Wouldn't it have been better for the Prius news to have come out a week ago?
"Of course, but I'm going to give Toyota the benefit of the doubt. They're a massive global company that has to deal with cultural and language differences, where messages and efforts have to be synchronized across lots of different platforms. They got off to a very bad start, but I think they're on the right path now. Of course, I may be a contrarian voice here."

They've obviously been combating this online with the Google ad. How much more difficult does the Internet make crisis management?
It's a crucial front, and you have got to be there. With technology evolving the way it is, it does present a challenge, but it's also a tremendous opportunity to join the conversation and engage customers and clients. It would be prudent for Jim Lentz not just to do the Today Show, which is certainly an example of old media, but to get on some of the high-authority auto blogs. This is an age of transparency, and you have to join it.

Was crisis management easier pre-Internet?
Was it easier to manage communications back in 1982 during the Tylenol recall?
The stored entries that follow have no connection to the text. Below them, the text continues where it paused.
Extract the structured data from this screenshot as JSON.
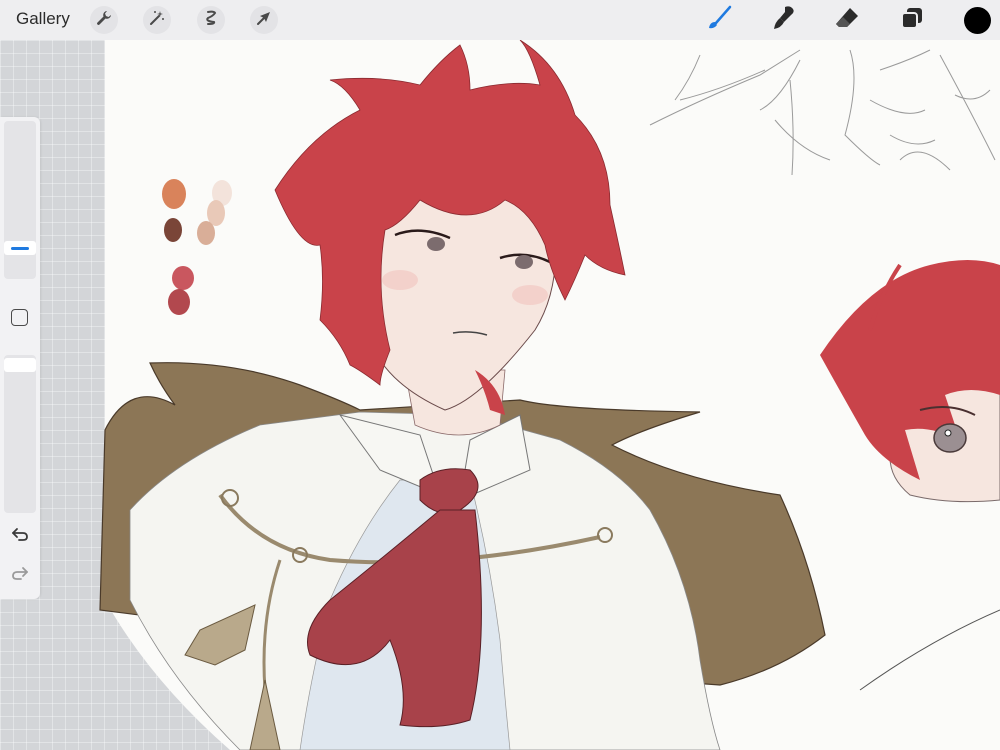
{
  "app": {
    "gallery_label": "Gallery"
  },
  "toolbar_left": [
    {
      "icon": "wrench-icon",
      "name": "actions"
    },
    {
      "icon": "magic-wand-icon",
      "name": "adjustments"
    },
    {
      "icon": "selection-icon",
      "name": "selection"
    },
    {
      "icon": "arrow-cursor-icon",
      "name": "transform"
    }
  ],
  "toolbar_right": [
    {
      "icon": "brush-icon",
      "name": "paint",
      "active": true
    },
    {
      "icon": "smudge-icon",
      "name": "smudge",
      "active": false
    },
    {
      "icon": "eraser-icon",
      "name": "erase",
      "active": false
    },
    {
      "icon": "layers-icon",
      "name": "layers",
      "active": false
    }
  ],
  "current_color": "#000000",
  "accent_color": "#1f7ae0",
  "sidebar": {
    "brush_size_level": 0.78,
    "opacity_level": 0.05,
    "undo_icon": "undo-icon",
    "redo_icon": "redo-icon",
    "modify_icon": "square-icon"
  },
  "palette_swatches": [
    "#d9835b",
    "#7a4538",
    "#f0d9cc",
    "#d9ae98",
    "#c9575f",
    "#b2484e"
  ],
  "artwork_colors": {
    "canvas": "#fbfbf9",
    "hair": "#c9434a",
    "skin": "#f6e6df",
    "cape": "#8c7656",
    "shirt": "#f5f5f1",
    "undershirt": "#dfe7ef",
    "cravat": "#a8424a",
    "rope": "#9a8a6e"
  }
}
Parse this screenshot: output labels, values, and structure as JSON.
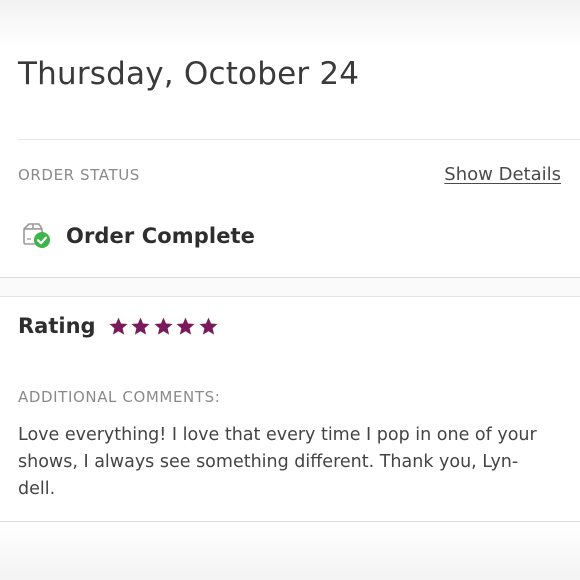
{
  "order": {
    "date": "Thursday, October 24"
  },
  "status": {
    "label": "ORDER STATUS",
    "details_link": "Show Details",
    "text": "Order Complete",
    "icon": "package-check-icon",
    "check_color": "#3bb44a"
  },
  "rating": {
    "label": "Rating",
    "stars": 5,
    "max_stars": 5,
    "star_color": "#7a1a5a"
  },
  "comments": {
    "label": "ADDITIONAL COMMENTS:",
    "lines": [
      "Love everything! I love that every time I pop in one of your",
      "shows, I always see something different. Thank you, Lyn-",
      "dell."
    ]
  }
}
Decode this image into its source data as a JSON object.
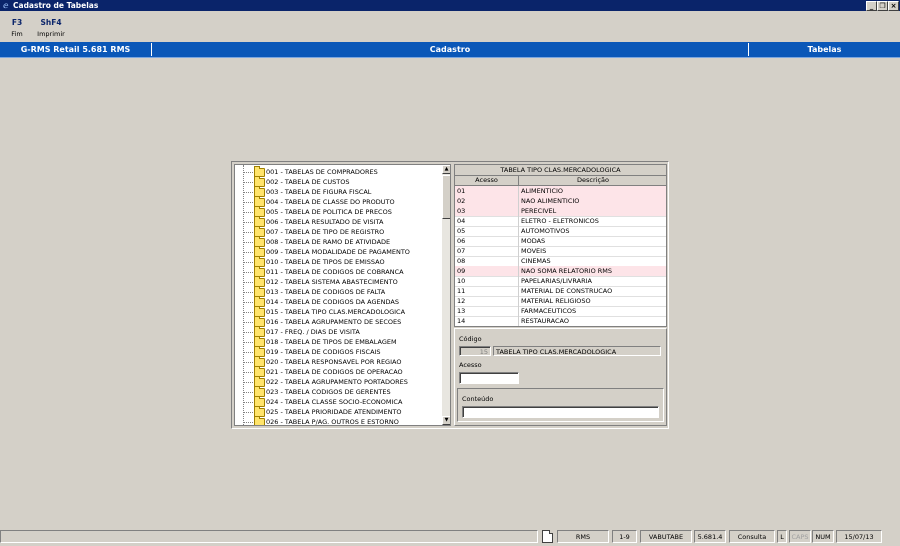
{
  "window": {
    "title": "Cadastro de Tabelas"
  },
  "fkeys": [
    {
      "key": "F3",
      "label": "Fim"
    },
    {
      "key": "ShF4",
      "label": "Imprimir"
    }
  ],
  "header": {
    "app": "G-RMS Retail 5.681 RMS",
    "center": "Cadastro",
    "right": "Tabelas"
  },
  "tree": {
    "items": [
      "001 - TABELAS DE COMPRADORES",
      "002 - TABELA DE CUSTOS",
      "003 - TABELA DE FIGURA FISCAL",
      "004 - TABELA DE CLASSE DO PRODUTO",
      "005 - TABELA DE POLITICA DE PRECOS",
      "006 - TABELA RESULTADO DE VISITA",
      "007 - TABELA DE TIPO DE REGISTRO",
      "008 - TABELA DE RAMO DE ATIVIDADE",
      "009 - TABELA MODALIDADE DE PAGAMENTO",
      "010 - TABELA DE TIPOS DE EMISSAO",
      "011 - TABELA DE CODIGOS DE COBRANCA",
      "012 - TABELA SISTEMA ABASTECIMENTO",
      "013 - TABELA DE CODIGOS DE FALTA",
      "014 - TABELA DE CODIGOS DA AGENDAS",
      "015 - TABELA TIPO CLAS.MERCADOLOGICA",
      "016 - TABELA AGRUPAMENTO DE SECOES",
      "017 - FREQ. / DIAS DE VISITA",
      "018 - TABELA DE TIPOS DE EMBALAGEM",
      "019 - TABELA DE CODIGOS FISCAIS",
      "020 - TABELA RESPONSAVEL POR REGIAO",
      "021 - TABELA DE CODIGOS DE OPERACAO",
      "022 - TABELA AGRUPAMENTO PORTADORES",
      "023 - TABELA CODIGOS DE GERENTES",
      "024 - TABELA CLASSE SOCIO-ECONOMICA",
      "025 - TABELA PRIORIDADE ATENDIMENTO",
      "026 - TABELA P/AG. OUTROS E ESTORNO"
    ]
  },
  "grid": {
    "title": "TABELA TIPO CLAS.MERCADOLOGICA",
    "columns": [
      "Acesso",
      "Descrição"
    ],
    "rows": [
      {
        "acesso": "01",
        "descricao": "ALIMENTICIO",
        "highlight": true
      },
      {
        "acesso": "02",
        "descricao": "NAO ALIMENTICIO",
        "highlight": true
      },
      {
        "acesso": "03",
        "descricao": "PERECIVEL",
        "highlight": true
      },
      {
        "acesso": "04",
        "descricao": "ELETRO - ELETRONICOS",
        "highlight": false
      },
      {
        "acesso": "05",
        "descricao": "AUTOMOTIVOS",
        "highlight": false
      },
      {
        "acesso": "06",
        "descricao": "MODAS",
        "highlight": false
      },
      {
        "acesso": "07",
        "descricao": "MOVEIS",
        "highlight": false
      },
      {
        "acesso": "08",
        "descricao": "CINEMAS",
        "highlight": false
      },
      {
        "acesso": "09",
        "descricao": "NAO SOMA RELATORIO RMS",
        "highlight": true
      },
      {
        "acesso": "10",
        "descricao": "PAPELARIAS/LIVRARIA",
        "highlight": false
      },
      {
        "acesso": "11",
        "descricao": "MATERIAL DE CONSTRUCAO",
        "highlight": false
      },
      {
        "acesso": "12",
        "descricao": "MATERIAL RELIGIOSO",
        "highlight": false
      },
      {
        "acesso": "13",
        "descricao": "FARMACEUTICOS",
        "highlight": false
      },
      {
        "acesso": "14",
        "descricao": "RESTAURACAO",
        "highlight": false
      }
    ]
  },
  "form": {
    "codigo_label": "Código",
    "codigo_value": "15",
    "codigo_desc": "TABELA TIPO CLAS.MERCADOLOGICA",
    "acesso_label": "Acesso",
    "acesso_value": "",
    "conteudo_label": "Conteúdo",
    "conteudo_value": ""
  },
  "status": {
    "user": "RMS",
    "range": "1-9",
    "program": "VABUTABE",
    "version": "5.681.4",
    "mode": "Consulta",
    "l": "L",
    "caps": "CAPS",
    "num": "NUM",
    "date": "15/07/13"
  },
  "colors": {
    "title_bar": "#0a246a",
    "header_bar": "#0a57b8",
    "highlight_row": "#fde4e8",
    "background": "#d4d0c8"
  }
}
Yes. But this is Toyota's Tylenol moment, and actions are still what count the most.

What about social media? Should Jim Lentz be tweeting?
I don't think Twitter is the right venue for someone of his stature, but Toyota should be using social media to address this, without question. There are no doubt tons of Toyota Facebook pages and groups already out there. Toyota needs to be posting to them, joining them, and they should probably start an official recall page on Facebook, where engineers could be posting about the solutions they're coming up with. Again, they should be embracing these avenues as ways to get their message out, not running from them.

Globalization hasn't made things easier either, with suppliers based all over the world. How do you manage that when crisis strikes?
The first thing is to acknowledge that it can strike, that no matter how vigilant you are, you no longer have total control over your supply chain, and that from time to time things will go wrong. The absolute worst thing is to say they'll never happen. Consumers can accept that you aren't perfect. What they will not accept is that you're not being transparent, because that then feeds thoughts of willful deception and cover-ups.

So when it comes to a globalized supply chain, when something goes wrong, what do you do?
Well, if it's a supplier problem, then you have to be prudent and find other suppliers. Now, the thing about China is that one supplier can go out of business and another pop up in another province that ends up being the same people. It's a tough situation and requires a lot of diligence.

In 2007, there were two Chinese-based recalls that you helped manage, tainted pet food and toys made with lead paint. You represented pet-food makers and toy manufacturers. How did you advise them to manage those crises?
In the pet-food recall, we knew the two most credible sources of information for pet owners were other pet owners and veterinarians. So we got vets to go on pet blogs and post information that 98 percent of pet food was safe, which mitigated consumer anxiety. The key with the toy recall was getting to retailers and the mommy blogs and providing them with a protocol that answered people's specific questions about which toys were affected. So that undercut a lot of the gossip and rumors.